A group of eminent cryptographers and computer scientists have come out strongly against demands by the US and UK governments to mandate backdoors in encryption to allow state agencies access for communications surveillance.

Crypto experts slam govt encryption backdoor demands

A report entitiled Keys under doormats: mandating insecurity by requiring government access to all data and communications [pdf] was published yesterday by the prestigious Massachusetts Institute of Technology's Computer Science and Artificial Intelligence Laboratory (CSAIL).

CSAIL assembled some of the foremost experts on cryptography in the world for the report, which pointed out that the government calls for law enforcement access to all communications and data were not new, with the same mandates being debated 20 years ago.

However, the cryptographers noted that the damage that could be caused by law enforcement backdoors was much greater today than the mid 90s, when government backdoors such as the Clipper Chip key escrow system were considered damaging and harmful.

"In the wake of the growing economic and social cost of the fundamental insecurity of today's internet environmnet, any proposals that alter the security dynamics online should be approached with caution," the group warned.

Mandating government backdoor access to encrypted communications and data would mean protective measures such as perfect forward secrecy (PFS) as used by Google - which limits the amount of user information disclosed even if digital keys are compromised - would have to be removed.

Furthermore, the requirements to provide full access to law enforcement is likely to introduce unanticipated and hard to detect security flaws in today's complex and large internet environment with billions of interconnected devices and services, the cryptographers wrote.

The backdoors themselves would create "concentrated targets that could attract bad actors", further upping the risk of data breaches, the group wrote.

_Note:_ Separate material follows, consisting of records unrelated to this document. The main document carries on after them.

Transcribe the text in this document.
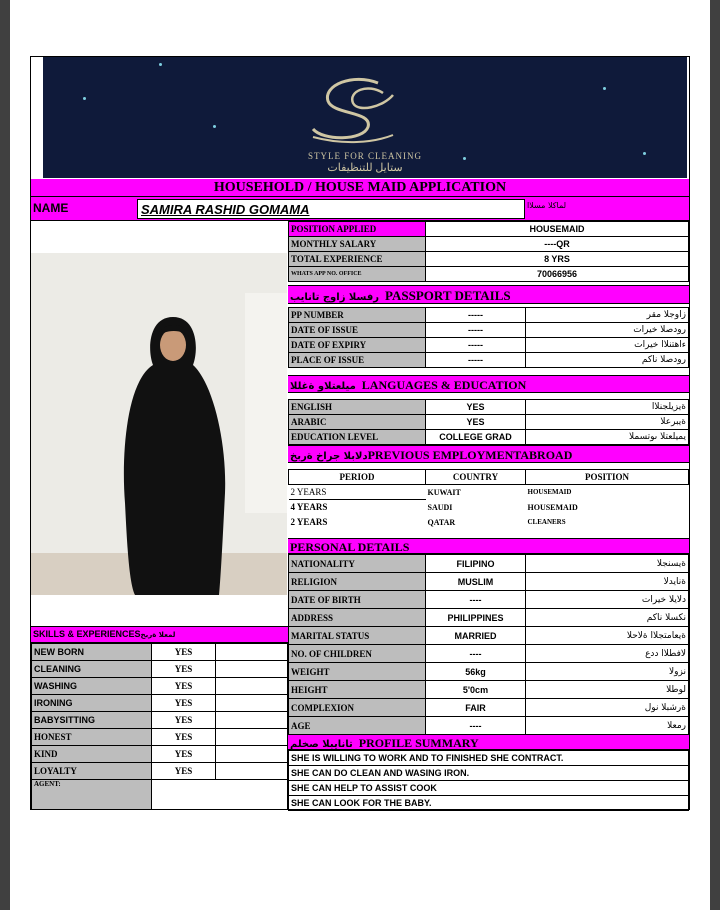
STYLE FOR CLEANING
ستايل للتنظيفات
HOUSEHOLD / HOUSE MAID APPLICATION
NAME	SAMIRA RASHID GOMAMA	لماكلا مسلاا
POSITION APPLIED	HOUSEMAID
MONTHLY SALARY	----QR
TOTAL EXPERIENCE	8 YRS
WHATS APP NO. OFFICE	70066956
رفسلا زاوج تانايب PASSPORT DETAILS
PP NUMBER	-----	زاوجلا مقر
DATE OF ISSUE	-----	رودصلا خيرات
DATE OF EXPIRY	-----	ءاهتنلاا خيرات
PLACE OF ISSUE	-----	رودصلا ناكم
ميلعتلاو ةغللا LANGUAGES & EDUCATION
ENGLISH	YES	ةيزيلجنلاا
ARABIC	YES	ةيبرعلا
EDUCATION LEVEL	COLLEGE GRAD	يميلعتلا ىوتسملا
دلابلا جراخ ةربخPREVIOUS EMPLOYMENTABROAD
PERIOD	COUNTRY	POSITION
2 YEARS	KUWAIT	HOUSEMAID
4 YEARS	SAUDI	HOUSEMAID
2 YEARS	QATAR	CLEANERS
PERSONAL DETAILS
NATIONALITY	FILIPINO	ةيسنجلا
RELIGION	MUSLIM	ةنايدلا
DATE OF BIRTH	----	دلايلا خيرات
ADDRESS	PHILIPPINES	نكسلا ناكم
MARITAL STATUS	MARRIED	ةيعامتجلاا ةلاحلا
NO. OF CHILDREN	----	لافطلاا ددع
WEIGHT	56kg	نزولا
HEIGHT	5'0cm	لوطلا
COMPLEXION	FAIR	ةرشبلا نول
AGE	----	رمعلا
تانايبلا صخلم PROFILE SUMMARY
SHE IS WILLING TO WORK AND TO FINISHED SHE CONTRACT.
SHE CAN DO CLEAN AND WASING IRON.
SHE CAN HELP TO ASSIST COOK
SHE CAN LOOK FOR THE BABY.
SKILLS & EXPERIENCESلمعلا ةربخ
NEW BORN	YES	
CLEANING	YES	
WASHING	YES	
IRONING	YES	
BABYSITTING	YES	
HONEST	YES	
KIND	YES	
LOYALTY	YES	
AGENT:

The crypto specialists pointed out that the UK intends to soon introduce laws to compel all communications providers, including US companies, to grant access to British security and law enforcement agencies.

This would lead to other countries demanding the same, reversing US and UK policy to keep the internet free and away from the control of authoritiarian regimes, the group argued.

"China has already intimated that it may require exceptional access. If a British-based developer deploys a messaging application used by citizens of China, must it provide exceptional access to Chinese law enforcement?" the crypto experts wrote.

"Which countries have sufficient respect for the rule of law to participate in an international exceptional access framework? How would such determinations be made?

"How would timely approvals be given for the millions of new products with communications capabilities? And how would this new surveillance ecosystem be funded and supervised?"